So this box started out with an idea for the top. Something I had never tried before, but that I liked the look of. As you can see from the picture, it is a parquet top made from many small pieces of solid cherry, assembled together. There are three different sizes to the pieces – the long verticals, the medium sized middle sections and the shorter side pieces. All are the same thickness and width. Rather than try for a perfectly smooth top, I decided to add a small chamfer to the top four edges of each piece to accentuate the pattern. The pattern itself is resting on a solid base that makes up the lid of the box. I made the top first, and then sized the box to match the lid. For me, that was an easier and more reliable approach than the math to size all the pieces perfectly in an existing opening.
The construction began with 4/4 rough lumber that was cut and milled to a final size of about 3/4″ thick maple panels. The cherry pieces followed suit, though I think they started as off cuts from previous projects. The parquet top was assembled and glued down to a plywood base, and then I made the maple sides with a dado to accept the top panel. For added strength and to provide some visual interest, I also added a cherry spline to the miters at each corner. You can see them from the top, and when the lid is raised. A rabbet was added to the bottom of the panels to make room for the box bottom, and then the whole box could be assembled. Once that was complete, I ran the solid box through the table saw to separate the top and bottom sections creating the lid.
With the box/lid assembled, i now had exact dimensions to work from to complete the trays for the inside. The very bottom section has two dividers made from maple that give the trays something to rest on, and create three oversized sections for larger items. The trays themselves are made of maple, with cherry dowels at the corners to reinforce the miter joints. The dividers are maple, with half laps at the crossings, and laid out to offer a variety of sizes for each little section. All the wood was sanded smooth, finished with multiple coats of tung oil and paste wax, and given plenty of time to air out.
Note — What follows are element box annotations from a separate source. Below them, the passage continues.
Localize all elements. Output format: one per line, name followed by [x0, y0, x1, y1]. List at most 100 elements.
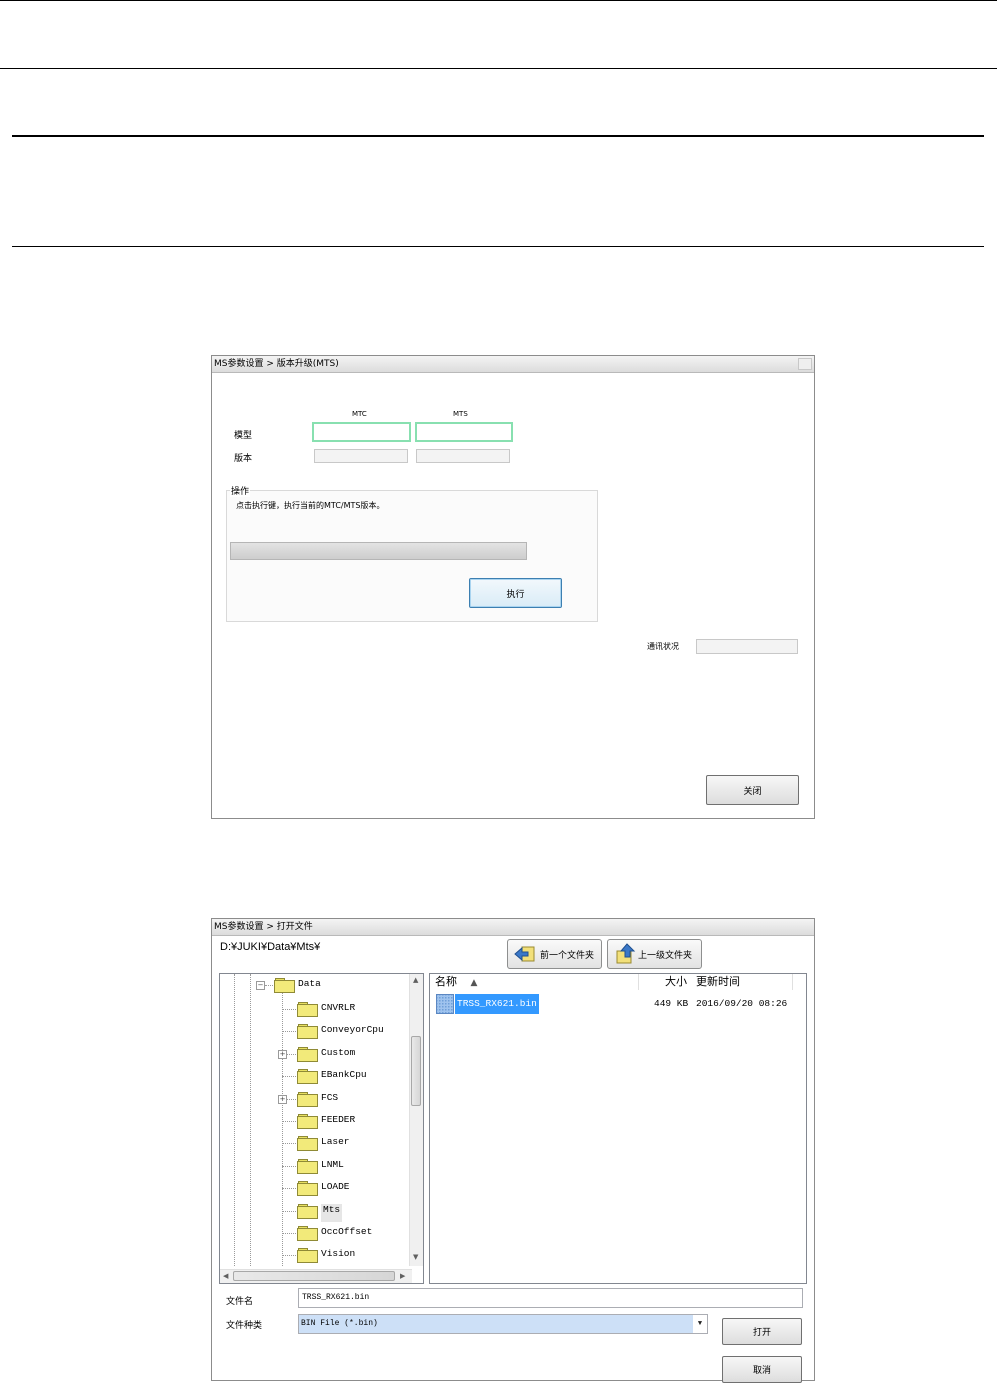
folder-icon [297, 1069, 318, 1085]
tree-item-feeder[interactable]: FEEDER [220, 1112, 410, 1130]
tree-item-conveyorcpu[interactable]: ConveyorCpu [220, 1022, 410, 1040]
collapse-icon[interactable]: − [256, 981, 265, 990]
folder-icon [297, 1136, 318, 1152]
back-folder-label: 前一个文件夹 [540, 950, 595, 961]
folder-icon [297, 1002, 318, 1017]
tree-item-fcs[interactable]: + FCS [220, 1090, 410, 1108]
folder-icon [297, 1091, 318, 1107]
tree-item-vision[interactable]: Vision [220, 1246, 410, 1264]
section-rule-bottom [12, 246, 984, 247]
column-header-size[interactable]: 大小 [665, 974, 687, 990]
tree-branch-line [282, 1233, 296, 1234]
scroll-up-icon[interactable]: ▲ [413, 976, 418, 984]
current-path: D:¥JUKI¥Data¥Mts¥ [220, 941, 321, 953]
mtc-version-field [314, 449, 408, 463]
scroll-left-icon[interactable]: ◀ [223, 1272, 228, 1280]
comm-status-label: 通讯状况 [647, 642, 679, 651]
file-list[interactable]: 名称 ▲ 大小 更新时间 TRSS_RX621.bin 449 KB 2016/… [429, 973, 807, 1284]
file-date: 2016/09/20 08:26 [696, 998, 788, 1009]
tree-item-label: OccOffset [321, 1226, 373, 1237]
scroll-right-icon[interactable]: ▶ [400, 1272, 405, 1280]
column-header-date[interactable]: 更新时间 [696, 974, 740, 990]
tree-item-label: ConveyorCpu [321, 1024, 384, 1036]
column-header-name[interactable]: 名称 ▲ [435, 974, 477, 990]
section-rule-top [12, 135, 984, 137]
tree-branch-line [282, 1143, 296, 1145]
scroll-thumb[interactable] [411, 1036, 421, 1106]
filename-label: 文件名 [226, 1297, 254, 1307]
tree-item-label: Laser [321, 1136, 350, 1148]
folder-icon [297, 1203, 318, 1219]
row-label-version: 版本 [234, 454, 253, 464]
file-icon [436, 994, 454, 1014]
filetype-label: 文件种类 [226, 1321, 263, 1331]
filetype-select[interactable]: BIN File (*.bin) ▼ [298, 1314, 708, 1334]
tree-branch-line [282, 1121, 296, 1122]
dialog-body: MTC MTS 模型 版本 操作 点击执行键，执行当前的MTC/MTS版本。 执… [212, 373, 814, 818]
tree-branch-line [282, 1009, 296, 1010]
tree-item-label: CNVRLR [321, 1002, 356, 1013]
up-folder-button[interactable]: 上一级文件夹 [607, 939, 702, 969]
tree-item-label: FCS [321, 1091, 339, 1103]
tree-item-lnml[interactable]: LNML [220, 1157, 410, 1175]
open-button[interactable]: 打开 [722, 1318, 802, 1345]
tree-item-cnvrlr[interactable]: CNVRLR [220, 1000, 410, 1018]
back-arrow-icon [514, 946, 535, 962]
tree-branch-line [282, 1210, 296, 1212]
column-header-name-label: 名称 [435, 975, 457, 988]
close-button[interactable]: 关闭 [706, 775, 799, 805]
tree-item-mts[interactable]: Mts [220, 1202, 410, 1222]
mts-model-field[interactable] [415, 422, 513, 442]
execute-button[interactable]: 执行 [469, 578, 562, 608]
open-file-dialog: MS参数设置 > 打开文件 D:¥JUKI¥Data¥Mts¥ 前一个文件夹 上… [211, 918, 815, 1383]
operation-instruction: 点击执行键，执行当前的MTC/MTS版本。 [236, 501, 385, 510]
row-label-model: 模型 [234, 431, 253, 441]
tree-branch-line [265, 985, 273, 986]
folder-tree[interactable]: − Data CNVRLR ConveyorCpu + Custom EBankCpu +… [219, 973, 424, 1284]
page-header-rule-bottom [0, 68, 997, 69]
tree-item-occoffset[interactable]: OccOffset [220, 1224, 410, 1242]
folder-icon [274, 978, 295, 993]
folder-icon [297, 1046, 318, 1062]
folder-icon [297, 1024, 318, 1040]
tree-horizontal-scrollbar[interactable]: ◀ ▶ [220, 1269, 412, 1283]
tree-item-data[interactable]: Data [298, 978, 321, 996]
tree-branch-line [282, 1255, 296, 1257]
header-divider [638, 974, 639, 990]
back-folder-button[interactable]: 前一个文件夹 [507, 939, 602, 969]
dropdown-arrow-icon[interactable]: ▼ [693, 1315, 707, 1333]
up-folder-label: 上一级文件夹 [638, 950, 693, 961]
tree-item-custom[interactable]: + Custom [220, 1045, 410, 1063]
tree-item-laser[interactable]: Laser [220, 1134, 410, 1152]
folder-icon [297, 1114, 318, 1129]
filetype-selected-value: BIN File (*.bin) [301, 1319, 378, 1328]
tree-item-label: LNML [321, 1158, 344, 1170]
tree-vertical-scrollbar[interactable]: ▲ ▼ [409, 974, 423, 1266]
expand-icon[interactable]: + [278, 1094, 287, 1104]
mtc-model-field[interactable] [312, 422, 411, 442]
tree-branch-line [282, 1076, 296, 1078]
scroll-thumb[interactable] [233, 1271, 395, 1281]
dialog-body: D:¥JUKI¥Data¥Mts¥ 前一个文件夹 上一级文件夹 − Data C… [212, 936, 814, 1383]
file-name: TRSS_RX621.bin [455, 994, 539, 1014]
tree-item-label: EBankCpu [321, 1069, 367, 1081]
tree-item-label: Custom [321, 1046, 356, 1058]
table-row[interactable]: TRSS_RX621.bin 449 KB 2016/09/20 08:26 [434, 994, 804, 1014]
column-header-mts: MTS [453, 410, 468, 418]
version-upgrade-dialog: MS参数设置 > 版本升级(MTS) MTC MTS 模型 版本 操作 点击执行… [211, 355, 815, 819]
mts-version-field [416, 449, 510, 463]
expand-icon[interactable]: + [278, 1049, 287, 1059]
tree-item-ebankcpu[interactable]: EBankCpu [220, 1067, 410, 1085]
folder-icon [297, 1181, 318, 1197]
column-header-mtc: MTC [352, 410, 367, 418]
comm-status-field [696, 639, 798, 654]
upgrade-progress-bar [230, 542, 527, 560]
tree-item-loade[interactable]: LOADE [220, 1179, 410, 1197]
page-header-rule-top [0, 0, 997, 1]
folder-icon [297, 1226, 318, 1241]
dialog-title: MS参数设置 > 版本升级(MTS) [214, 359, 339, 369]
filename-input[interactable]: TRSS_RX621.bin [298, 1288, 803, 1308]
window-grip-icon [798, 358, 812, 370]
scroll-down-icon[interactable]: ▼ [413, 1253, 418, 1261]
tree-item-label: Vision [321, 1248, 356, 1260]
The bottoms of the trays, the inside bottom of the box, and the inside of the lid are all covered in velvet, or maybe it is velour. I consider myself a woodworker and not a tailor, the fabric was selected by feel, and color – not by type. It is very soft and it has enough of a pile to leave tracks when you rub it with your fingers. The color is blue-ish, but looks black in the photos. I added Soss brand hinges – they are pretty much invisible when the box is closed and more than sturdy enough to hold the lid securely.
This box was a gift to my Mom probably 25 years or so ago. She still uses it today, it looks as good as new. It is one of my favorite projects. I still love the way the top looks, and how the whole project came together. I really like this one.